PxPixel
Kicking the DTV Tires - Broadcasting & Cable

Kicking the DTV Tires

Author:
Publish date:

It isn’t just members of Congress and the Barack Obama transition team who are keeping a keen eye on the DTV transition.

I have it on good authority that Japanese broadcaster NHK will be sending someone to the U.S. in February to see how the DTV transition is effected over here..

They are plainning to put together a report, checking in with broadcasters, the FCC, NTIA, NAB and consumer electronics stores.

That is because Japan is making its own transition to digital July 24, 2011.

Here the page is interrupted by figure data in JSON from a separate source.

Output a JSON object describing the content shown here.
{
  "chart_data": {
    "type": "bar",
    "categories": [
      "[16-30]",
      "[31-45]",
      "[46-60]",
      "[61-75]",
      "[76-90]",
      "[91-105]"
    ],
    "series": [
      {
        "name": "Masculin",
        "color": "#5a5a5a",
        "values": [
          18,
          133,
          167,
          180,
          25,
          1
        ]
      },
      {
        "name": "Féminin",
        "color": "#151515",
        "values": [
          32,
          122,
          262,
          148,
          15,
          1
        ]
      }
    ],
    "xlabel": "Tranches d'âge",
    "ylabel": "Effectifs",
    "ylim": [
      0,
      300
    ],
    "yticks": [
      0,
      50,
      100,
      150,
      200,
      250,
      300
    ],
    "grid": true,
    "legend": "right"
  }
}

There is some irony, or is it karma, in Japan looking to us for guidance on the transition to clearer TV pictures. It was almost the other way around.

NHK had an early ananlog HDTV system that might well have been the U.S. standard had digital not come along at exactly the right time. The FCC was under some pressure to go with an analog-sideband HD system (broadcasters would have had to supplement their existing spectrum allocations with extra bandwidth to accommodate all that picture information). Analog was the only game in town–in the mid-to-late 1990’s and there was pressure not too lag behind the Japanese as they made their way toward analog HD. 

But in 1990, an HD industry advisory committee headed by Dick Wiley (yes, that Dick Wiley), was vetting various analog systems, including NHK’s, when a proposal for a newfangled digital transmission sytem from General Instrument got in just under the wire.

While NHK’s system produced beautiful pictures, it was analog, and bandwidth-hungry to boot. Wiley and company went with the elegance of the digital system, which was much more bandwidth friendly, but NHK’s MUSE system was too far along, so Japan stuck with analog for its HD.

Let’s hope the NHK report is headlined by the success of the transition, though it will take government action and broadcaster vigilance and a little viewer patience, rather than hope, to insure that will be the lead on their story of  the Feb. 17, 2009, transition.